Mailing List Archives
Public Access
|
|
|
[Date Prev][Date Next][Thread Prev][Thread Next][Date Index][Thread Index]
Re: [Condor-users] Segfault during basic use of standalone checkpointing
- Date: Tue, 8 Mar 2011 13:38:27 -0600
- From: Daniel Forrest <dan.forrest@xxxxxxxxxxxxx>
- Subject: Re: [Condor-users] Segfault during basic use of standalone checkpointing
Lane Schwartz wrote:
> Hi, I'm new to condor. I just installed condor 7.4.4 on Centos 5.5,
> and I'm trying to try out standalone checkpointing for the first time.
> Unfortunately, I'm getting a segmentation fault when I try to restart
> a program using a checkpoint file.
>
> I've been following the instructions in section 4.2.1 of the manual
> (http://www.cs.wisc.edu/condor/manual/v6.4/4_2Condor_s_Checkpoint.html).
> Details are below:
>
> I have a program called toy.c:
>
> $ condor_compile gcc -o toy toy.c
> LINKING FOR CONDOR ......(some more output).....
>
> $ ./toy
> ...(TOY PROGRAM OUTPUT)....
>
> (control-Z)
> ...(PROGRAM STOPS)...
>
> $ ./toy -_condor_restart ./toy.ckpt.tmp
> Condor: Notice: Will restart from ./toy.ckpt.tmp
> Segmentation fault
>
>
> My eventual goal is to use condor for transparent checkpointing of
> jobs using SGE (Sun Grid Engine). But at the moment I can't even get
> this toy standalone example to work. (For reference, the source for
> toy.c is below)
>
> If anyone has any tips or pointers, or links to good tutorials on the
> use of standalone checkpointing, I'd be much obliged.
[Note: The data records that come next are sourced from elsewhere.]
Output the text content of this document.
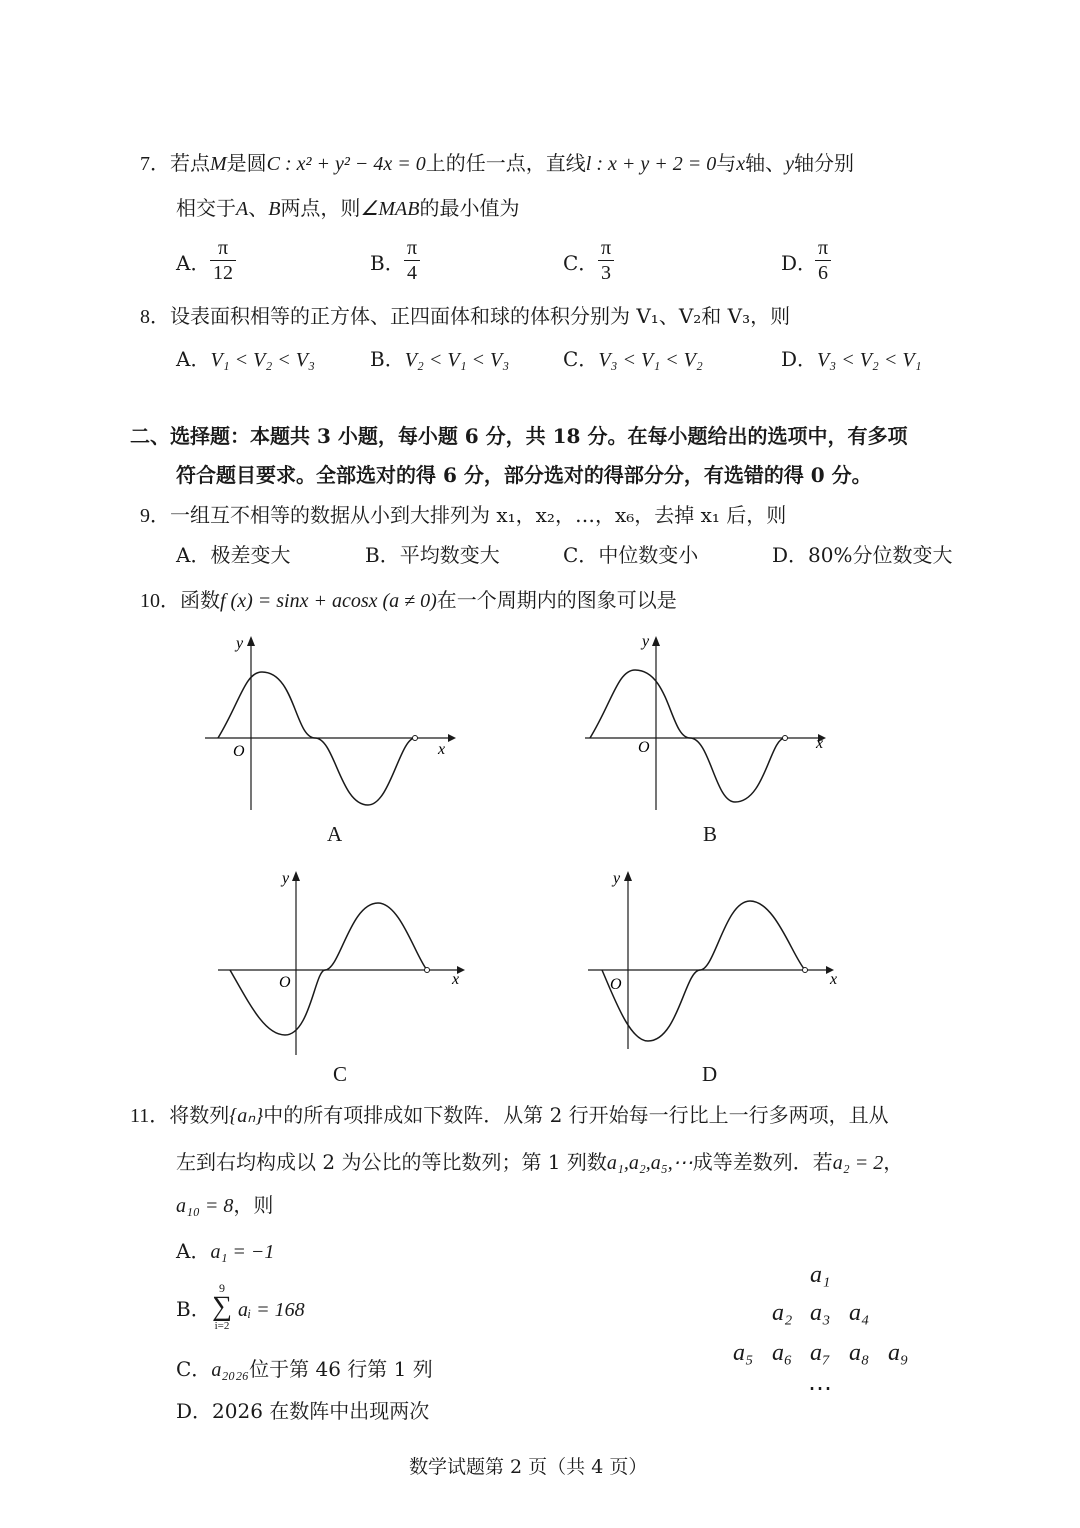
7．若点M是圆C : x² + y² − 4x = 0上的任一点，直线l : x + y + 2 = 0与x轴、y轴分别
相交于A、B两点，则∠MAB的最小值为
A． $\frac{\pi}{12}$	B． $\frac{\pi}{4}$	C． $\frac{\pi}{3}$	D．
$\frac{\pi}{6}$
8．设表面积相等的正方体、正四面体和球的体积分别为 V₁、V₂和 V₃，则
A．V₁ < V₂ < V₃	B．V₂ < V₁ < V₃	C．V₃ < V₁ < V₂	D．V₃ < V₂ < V₁
二、选择题：本题共 3 小题，每小题 6 分，共 18 分。在每小题给出的选项中，有多项
符合题目要求。全部选对的得 6 分，部分选对的得部分分，有选错的得 0 分。
9．一组互不相等的数据从小到大排列为 x₁，x₂，…，x₆，去掉 x₁ 后，则
A．极差变大	B．平均数变大	C．中位数变小	D．80%分位数变大
10．函数f (x) = sinx + acosx (a ≠ 0)在一个周期内的图象可以是
y
x
O
A
y
x
O
B
y
x
O
C
y
x
O
D
11．将数列{aₙ}中的所有项排成如下数阵．从第 2 行开始每一行比上一行多两项，且从
左到右均构成以 2 为公比的等比数列；第 1 列数a₁,a₂,a₅,⋯成等差数列．若a₂ = 2，
a₁₀ = 8，则
A．a₁ = −1
B．
9
∑
i=2
aᵢ = 168
C．a₂₀₂₆位于第 46 行第 1 列
D．2026 在数阵中出现两次
a₁
a₂ a₃ a₄
a₅ a₆ a₇ a₈ a₉
⋯
数学试题第 2 页（共 4 页）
Look in the archives here:
https://lists.cs.wisc.edu/archive/condor-users/2010-September/msg00026.shtml
And here:
https://lists.cs.wisc.edu/archive/condor-users/2011-January/msg00060.shtml
Short answer:
$ setarch i386 -R -L ./toy
Or better so you get some debugging output:
$ setarch i386 -R -L ./toy -_condor_D_ALL
And then to restart:
$ setarch i386 -R -L ./toy -_condor_restart toy.ckpt
--
Dan